Since two of my loves are data and the law I have been interested in the recent controversy surrounding Edward Snowden’s leak of the NSA program. One of the original articles from the Washington Post states that the NSA will not search the content of a communication if key terms do not produce at least 51 percent confidence in a target’s “foreignness.”
Most articles I have read automatically assumes that 51% confidence means a 51% probability. There is something wrong with making that assumption. Statisticians reserve the word confidence to mean something other than probability. So, what is confidence in statistics? That is what this post tries to explain.
Confidence in statistics relates to the confidence interval and is more akin to the accuracy of the probability. When the statistician takes a sample from the whole population, they make a calculation about the probability based upon the sample; confidence tells us how well the probability of the sample might match the actual percentage of the population.
From our NSA example, let’s say that a key term gives a 90% probability that the communication source is a foreigner. That is the probability. The statistician has taken, let’s say, 1,000 people and has found that 90% of that sample that use the key term are foreign. However, the statistician realizes that there might be some difference between the 1,000 person sample and the whole population. We might find a 90% probability of foreignness in the sample, but the percentage of foreignness of the whole population could be 93% foreign. That is why you see statistics that say, “There is a 90% +/- 5% probability.” The 5% is the error rate that accounts for this probable difference between the sample and the whole population. That error rate is what statistical confidence is about. The statistician has a certain level of confidence that the key word has an 85% to 95% probability of being from a foreign source.
But, how confident are they? The larger the error rate the more confident the statistician is in the calculation. Think about it. If a key term has a foreign source 93% of the time in the whole population, a probability of 90% +/- 5% from the sample data will capture the whole population, but a probability of 90% +/- 1% won’t. A statistician has a higher confidence in the 5% error rate than the 1% error rate. When a statistician says that there is 90% +/- 5% probability of something, a key piece of information is being left out, the confidence. Usually, you can find the confidence in the small print below a publishes statistic. The statistician will calculate the confidence of the error rate. A 90% +/- 5% probability may have a 95% confidence. You can see why statistics uses a separate term for confidence. It would get confusing to write that it is 95% probable that it is 90% +/- 5% probable.
There are three common confidence rates that statisticians use: 68%, 95%, and 51%. Next time you see a statistic that says 75% +/- 5%, look around for the small print showing the confidence. 68% may seem strange, but it has to deal with how confidence is calculated. Just know that the two most common confidence intervals are 68% and 95%. 51% is very rare because it has such a low accuracy rate. There really is no difference in the population, sample, or the calculation between 68% and 95% confidence. It is like the difference between 6 or 1/2 a dozen; or the difference between 90% foreign and 10% not foreign.

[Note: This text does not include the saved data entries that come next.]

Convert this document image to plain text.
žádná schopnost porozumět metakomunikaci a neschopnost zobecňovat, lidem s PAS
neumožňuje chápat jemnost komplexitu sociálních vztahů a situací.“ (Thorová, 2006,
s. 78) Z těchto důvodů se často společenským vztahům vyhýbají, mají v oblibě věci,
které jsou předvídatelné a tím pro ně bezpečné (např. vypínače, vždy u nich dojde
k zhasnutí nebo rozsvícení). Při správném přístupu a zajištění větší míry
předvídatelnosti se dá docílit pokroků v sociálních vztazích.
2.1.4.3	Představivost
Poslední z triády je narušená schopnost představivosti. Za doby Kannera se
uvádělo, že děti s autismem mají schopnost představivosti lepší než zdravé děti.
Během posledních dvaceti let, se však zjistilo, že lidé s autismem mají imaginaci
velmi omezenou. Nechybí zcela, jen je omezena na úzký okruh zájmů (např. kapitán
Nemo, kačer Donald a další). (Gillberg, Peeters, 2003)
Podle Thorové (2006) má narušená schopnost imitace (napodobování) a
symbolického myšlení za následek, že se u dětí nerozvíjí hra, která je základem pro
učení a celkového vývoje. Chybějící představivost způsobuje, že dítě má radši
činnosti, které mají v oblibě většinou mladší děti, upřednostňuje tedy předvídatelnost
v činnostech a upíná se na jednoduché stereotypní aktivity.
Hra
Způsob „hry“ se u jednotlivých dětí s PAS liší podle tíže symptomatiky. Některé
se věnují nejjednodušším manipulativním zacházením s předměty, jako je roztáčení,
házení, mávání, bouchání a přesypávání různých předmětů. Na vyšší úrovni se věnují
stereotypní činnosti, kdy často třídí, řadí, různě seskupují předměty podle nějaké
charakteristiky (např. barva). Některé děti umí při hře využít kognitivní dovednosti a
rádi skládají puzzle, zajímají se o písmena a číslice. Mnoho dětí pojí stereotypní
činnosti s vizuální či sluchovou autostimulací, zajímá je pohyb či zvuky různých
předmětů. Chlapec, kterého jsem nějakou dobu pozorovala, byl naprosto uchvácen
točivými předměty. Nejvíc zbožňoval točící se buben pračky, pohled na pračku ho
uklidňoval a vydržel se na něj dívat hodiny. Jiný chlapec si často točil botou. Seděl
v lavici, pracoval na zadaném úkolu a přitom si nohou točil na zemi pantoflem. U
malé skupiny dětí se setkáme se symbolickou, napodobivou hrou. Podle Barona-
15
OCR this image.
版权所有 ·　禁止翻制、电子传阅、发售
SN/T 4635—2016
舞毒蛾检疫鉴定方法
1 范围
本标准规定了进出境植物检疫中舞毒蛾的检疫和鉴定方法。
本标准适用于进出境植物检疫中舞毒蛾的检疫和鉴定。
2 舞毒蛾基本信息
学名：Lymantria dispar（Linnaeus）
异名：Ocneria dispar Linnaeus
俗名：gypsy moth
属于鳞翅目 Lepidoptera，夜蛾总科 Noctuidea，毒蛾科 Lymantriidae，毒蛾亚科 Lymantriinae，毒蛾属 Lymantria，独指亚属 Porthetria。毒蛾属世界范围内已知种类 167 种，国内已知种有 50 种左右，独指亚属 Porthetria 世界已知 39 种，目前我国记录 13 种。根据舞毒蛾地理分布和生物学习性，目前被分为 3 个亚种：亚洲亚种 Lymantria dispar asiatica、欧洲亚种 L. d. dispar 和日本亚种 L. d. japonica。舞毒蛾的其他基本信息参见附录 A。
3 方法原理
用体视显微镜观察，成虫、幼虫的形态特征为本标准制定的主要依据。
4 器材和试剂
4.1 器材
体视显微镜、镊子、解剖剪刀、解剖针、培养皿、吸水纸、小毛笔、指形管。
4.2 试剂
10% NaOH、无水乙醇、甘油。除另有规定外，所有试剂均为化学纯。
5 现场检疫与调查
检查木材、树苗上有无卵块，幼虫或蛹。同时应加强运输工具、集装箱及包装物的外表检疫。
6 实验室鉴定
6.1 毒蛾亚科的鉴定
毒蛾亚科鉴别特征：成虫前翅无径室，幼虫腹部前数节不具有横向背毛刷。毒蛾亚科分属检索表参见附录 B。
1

Most lay people might be a little surprised that the error rate is this arbitrary. We can have 90% +/- 5% probability with a 95% confidence, and the exact same data can have a 90% +/- 1% probability of being foreign with a 68% confidence.
Since it is a little arbitrary, how do statisticians pick the confidence rate: 68% or 95%? I will have some mathematician angry at me, but it depends on how well the sample matches the whole population and which one looks best. If the data matches poorly to the population, it looks better to use 68% confidence. Let’s say the probability is 75% and the error rate is 25% with a confidence of 95%. A statistician might reduce the confidence to 68% since saying there is a 50% to 100% probability really doesn’t convey well. Saying a 65% to 85% probability with 68% confidence, looks a little better. Conversely, if the sample data matches the population really well, and the error rate is low, statisticians love to brag and point out that it has a 95% confidence. The confidence rate is usually in the fine print below the published statistic. You will probably notice, from now on, that large error rates use a 68% confidence, and you will really notice that when an error rate is really low, the 95% confidence rate in the small print is very discernible. Statisticians love to brag when there numbers work out well.
I don’t think that this adds anything to the privacy and security debate. They are just using the wrong term and should be saying a 51% probability to mean probability and not confidence. First, as I stated, 51% is really low and almost never used. Also, we don’t know what the probability is. You could be 51% confident that a key term has a 0.00001% probability of being foreign, which I am pretty sure this isn’t what they mean. Confidence could also be a legal term, like beyond a reasonable doubt or a preponderance of the evidence. Nevertheless, this has given me a good opportunity to explain the difference between the statistical terms, confidence and probability.